Ela era conhecida como Agente Eclesiastes. Tinha pouco mais de 20 anos quando os alemães estavam bombardeando a Inglaterra, na Segunda Guerra. Era linda, glamurosa e, consequentemente, irresistível.
Uma espiã à altura dos filmes de Bond. James Bond.
Estava estacionada em Lisboa, onde seduziu um militar alemão. Passava a ele informações erradas sobre os estragos causados pelas bombas alemãs. O objetivo era confundir os agressores. Ela afirmou que Piccadilly Circus e Leicester Square – duas glórias do centro de Londres – tinham sido destruídos.
Eclasiastes era controlada pelo pai do ator Peter Ustinov, que era um chefão do MI5. Um dia o alemão que ela enganava mostrou a ela cópias de papéis que ela lhe tinha passado. Disse que daria um jeito de encaminhá-los aos ingleses caso ela o traísse. Eclecíastes levou a história para Ustinov. “É para vocês ficarem sabendo de que lado estou”, avisou.

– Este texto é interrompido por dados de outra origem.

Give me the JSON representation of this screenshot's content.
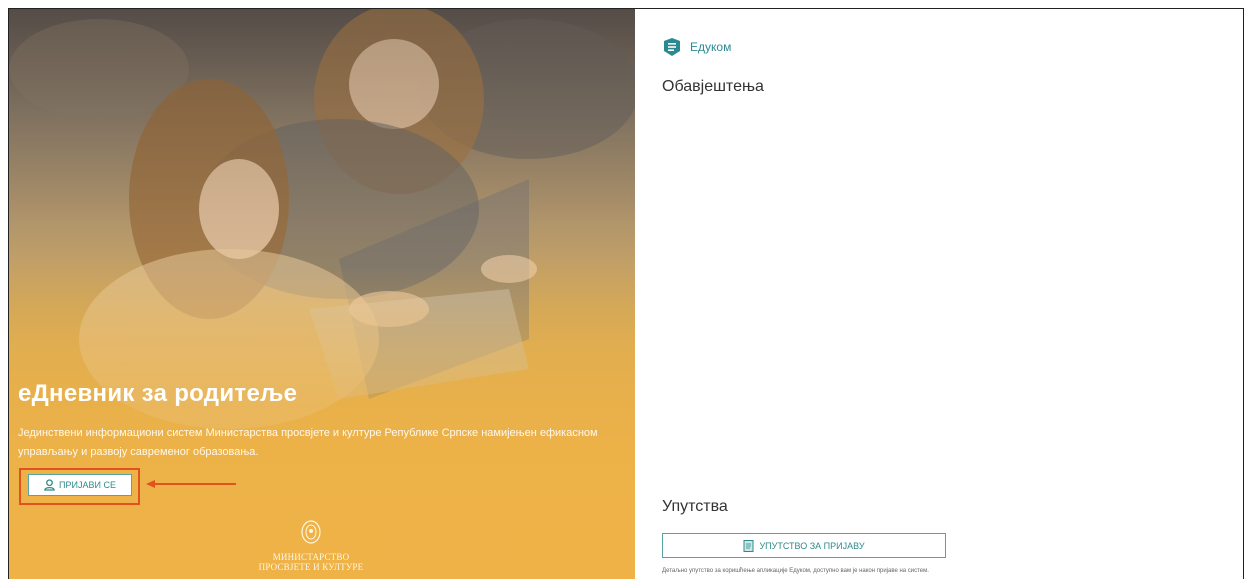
{
  "hero": {
    "title": "еДневник за родитеље",
    "description": "Јединствени информациони систем Министарства просвјете и културе Републике Српске намијењен ефикасном управљању и развоју савременог образовања.",
    "login_label": "ПРИЈАВИ СЕ",
    "ministry_line1": "МИНИСТАРСТВО",
    "ministry_line2": "ПРОСВЈЕТЕ И КУЛТУРЕ"
  },
  "brand": {
    "name": "Едуком",
    "logo_icon": "edukom-logo-icon",
    "color": "#2a8a92"
  },
  "notices": {
    "title": "Обавјештења"
  },
  "guides": {
    "title": "Упутства",
    "button_label": "УПУТСТВО ЗА ПРИЈАВУ",
    "button_icon": "document-icon",
    "note": "Детаљно упутство за коришћење апликације Едуком, доступно вам је након пријаве на систем."
  },
  "colors": {
    "accent": "#2e8b8b",
    "highlight": "#e0531f",
    "hero_overlay": "#eeb44d"
  }
}
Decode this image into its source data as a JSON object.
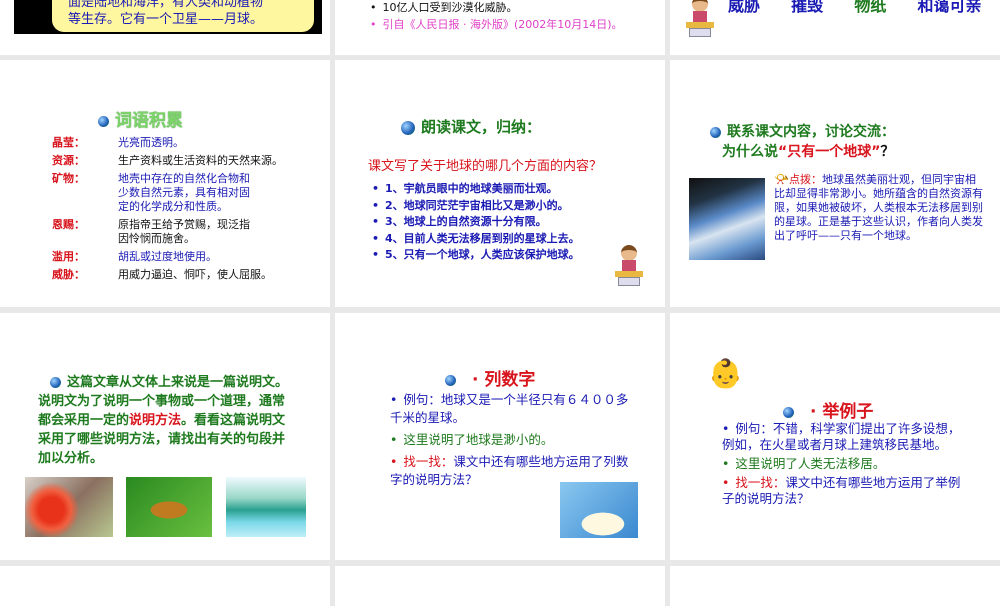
{
  "row1": {
    "s1": {
      "lines": [
        "面是陆地和海洋，有人类和动植物",
        "等生存。它有一个卫星——月球。"
      ]
    },
    "s2": {
      "bullets": [
        "10亿人口受到沙漠化威胁。"
      ],
      "source": "引自《人民日报 · 海外版》(2002年10月14日)。"
    },
    "s3": {
      "words": [
        "威胁",
        "摧毁",
        "物纸",
        "和蔼可亲"
      ]
    }
  },
  "vocab": {
    "title": "词语积累",
    "items": [
      {
        "term": "晶莹：",
        "def": "光亮而透明。",
        "color": "blue"
      },
      {
        "term": "资源：",
        "def": "生产资料或生活资料的天然来源。",
        "color": "black"
      },
      {
        "term": "矿物：",
        "def": "地壳中存在的自然化合物和少数自然元素，具有相对固定的化学成分和性质。",
        "color": "blue"
      },
      {
        "term": "恩赐：",
        "def": "原指帝王给予赏赐，现泛指因怜悯而施舍。",
        "color": "black"
      },
      {
        "term": "滥用：",
        "def": "胡乱或过度地使用。",
        "color": "blue"
      },
      {
        "term": "威胁：",
        "def": "用威力逼迫、恫吓，使人屈服。",
        "color": "black"
      }
    ]
  },
  "summary": {
    "title": "朗读课文，归纳：",
    "question": "课文写了关于地球的哪几个方面的内容？",
    "items": [
      "1、宇航员眼中的地球美丽而壮观。",
      "2、地球同茫茫宇宙相比又是渺小的。",
      "3、地球上的自然资源十分有限。",
      "4、目前人类无法移居到别的星球上去。",
      "5、只有一个地球，人类应该保护地球。"
    ]
  },
  "discuss": {
    "title": "联系课文内容，讨论交流：",
    "q_prefix": "为什么说",
    "q_quote": "“只有一个地球”",
    "q_suffix": "？",
    "hint_label": "点拨：",
    "hint": "地球虽然美丽壮观，但同宇宙相比却显得非常渺小。她所蕴含的自然资源有限，如果她被破坏，人类根本无法移居到别的星球。正是基于这些认识，作者向人类发出了呼吁——只有一个地球。"
  },
  "style": {
    "pre": "这篇文章从文体上来说是一篇说明文。说明文为了说明一个事物或一个道理，通常都会采用一定的",
    "highlight": "说明方法",
    "post": "。看看这篇说明文采用了哪些说明方法，请找出有关的句段并加以分析。"
  },
  "numbers": {
    "title": "· 列数字",
    "example": "例句：地球又是一个半径只有６４００多千米的星球。",
    "explain": "这里说明了地球是渺小的。",
    "find_label": "找一找：",
    "find": "课文中还有哪些地方运用了列数字的说明方法？"
  },
  "examples": {
    "title": "· 举例子",
    "example": "例句：不错，科学家们提出了许多设想，例如，在火星或者月球上建筑移民基地。",
    "explain": "这里说明了人类无法移居。",
    "find_label": "找一找：",
    "find": "课文中还有哪些地方运用了举例子的说明方法？"
  }
}
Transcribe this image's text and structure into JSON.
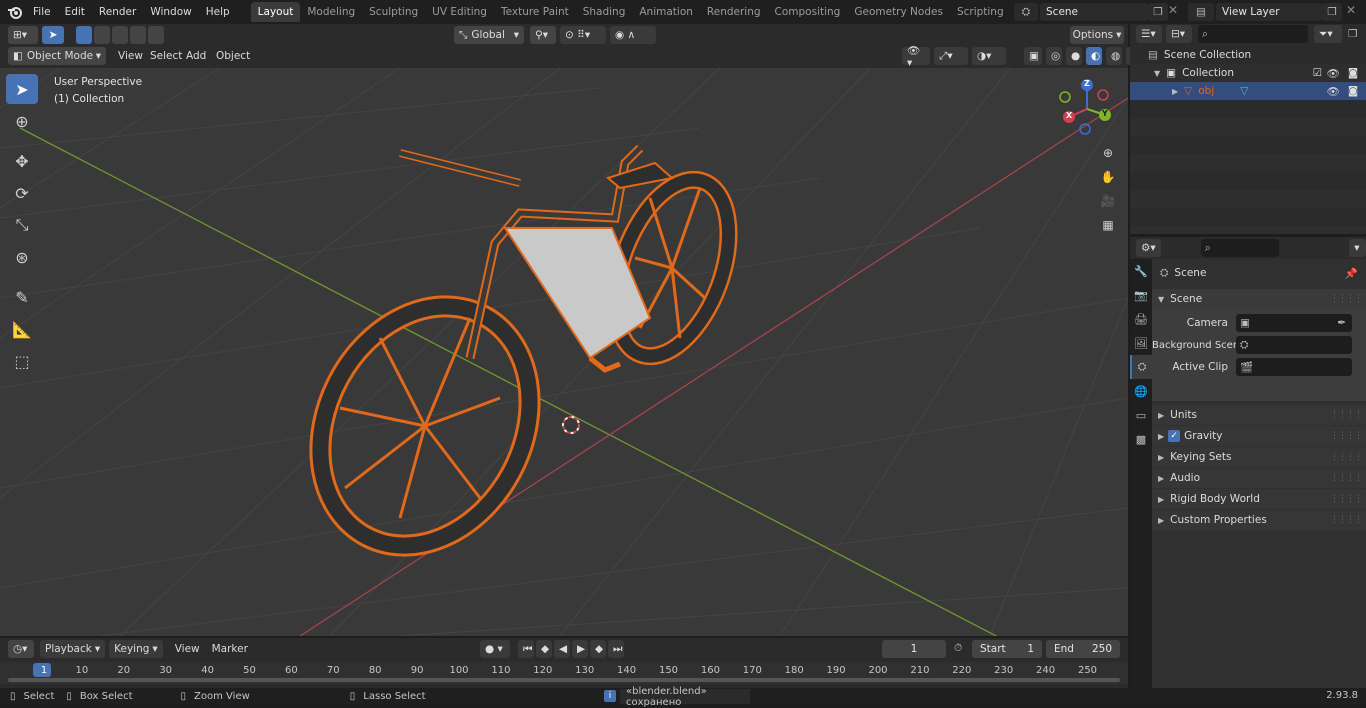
{
  "topbar": {
    "menus": [
      "File",
      "Edit",
      "Render",
      "Window",
      "Help"
    ],
    "workspaces": [
      "Layout",
      "Modeling",
      "Sculpting",
      "UV Editing",
      "Texture Paint",
      "Shading",
      "Animation",
      "Rendering",
      "Compositing",
      "Geometry Nodes",
      "Scripting"
    ],
    "active_workspace": "Layout",
    "add_workspace": "+",
    "scene_name": "Scene",
    "view_layer": "View Layer"
  },
  "viewport_header": {
    "mode": "Object Mode",
    "menus": [
      "View",
      "Select",
      "Add",
      "Object"
    ],
    "orientation": "Global",
    "options": "Options"
  },
  "viewport": {
    "perspective_label": "User Perspective",
    "collection_label": "(1) Collection",
    "gizmo": {
      "z": "Z",
      "y": "Y",
      "x": "X"
    },
    "accent_orange": "#e0691a",
    "grid_color": "#4a4a4a",
    "x_axis_color": "#a5434e",
    "y_axis_color": "#6f9a2c"
  },
  "timeline": {
    "menus": [
      "Playback",
      "Keying",
      "View",
      "Marker"
    ],
    "current_frame": "1",
    "start_label": "Start",
    "start_value": "1",
    "end_label": "End",
    "end_value": "250",
    "ruler_marks": [
      "1",
      "10",
      "20",
      "30",
      "40",
      "50",
      "60",
      "70",
      "80",
      "90",
      "100",
      "110",
      "120",
      "130",
      "140",
      "150",
      "160",
      "170",
      "180",
      "190",
      "200",
      "210",
      "220",
      "230",
      "240",
      "250"
    ]
  },
  "statusbar": {
    "select": "Select",
    "box_select": "Box Select",
    "zoom_view": "Zoom View",
    "lasso_select": "Lasso Select",
    "message": "«blender.blend» сохранено",
    "version": "2.93.8"
  },
  "outliner": {
    "rows": [
      {
        "label": "Scene Collection"
      },
      {
        "label": "Collection"
      },
      {
        "label": "obj"
      }
    ]
  },
  "properties": {
    "context": "Scene",
    "panel_title": "Scene",
    "fields": [
      {
        "label": "Camera"
      },
      {
        "label": "Background Scene"
      },
      {
        "label": "Active Clip"
      }
    ],
    "sections": [
      "Units",
      "Gravity",
      "Keying Sets",
      "Audio",
      "Rigid Body World",
      "Custom Properties"
    ]
  }
}
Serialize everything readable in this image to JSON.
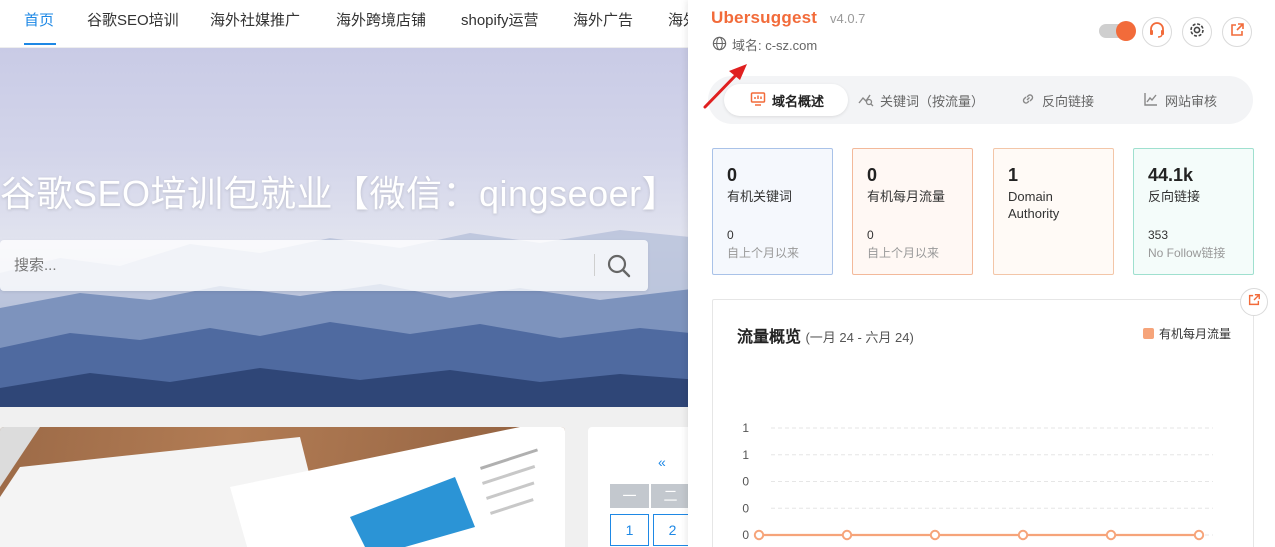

Eclesiastes é personagem de um dos livros mais comentados do ano na Inglaterra: a história oficial do MI6, o serviço secreto britânico. Pega o período entre 1906 e 1949. E foi escrito por um historiador, o professor universitário Keith Jeffery. O MI6 abriu seus arquivos a Jeffery, num gesto de transparência radical. O fundador do MI6, Mansfield Cumming, descreveu seu primeiro dia ali no diário que mantinha: “Fui para o escritório, e fiquei o dia inteiro. Mas não vi ninguém, e nem tive nada para fazer.”
Eclesiastes é a figura favorita de Jeffery.
A ela se contrapõe o maior espião duplo da história, Kim Philby. Philby, um homem de esquerda, fez carreira brilhante no serviço secreto inglês. Mas logo foi recrutado pelos russos. Era uma época em que o mundo parecia estar dividido entre o comunismo e o fascismo. As democracias clássicas passavam por uma crise existencial fortíssima. Muita gente, na Inglaterra liberal, admirava nos anos 30 a firmeza jovem de Hitler – e lamentava a administração anciã que dominava os britânicos.
Philby acabou descoberto, mas teve tempo de fugir para Moscou, onde viveu até a morte. Não virou uma unanimidade negativa entre os ingleses. O escritor Graham Greene permaneceu seu amigo até o fim. Citava-o com admiração, e o usou como inspiração em romances de espionagem.
Em Philby Greene enxergou o dilema que pode dominar um homem dividido entre suas convicções e sua pátria.Greene ficava com as convicções. Assim como Philby.O MI6, como mostra o livro, nasceu em 1909 de uma obsessão dos ingleses que se revelaria certíssima: os alemães. Nos anos seguintes, alemães e ingleses se matariam em grande escala. Não é à toa que a primeira-ministra Margareth Thatcher se opôs à reunificação das Alemanhas, quando o assunto chegou a ela no fim dos anos 1980, com a seguinte frase: “Lá vem os alemães de novo!”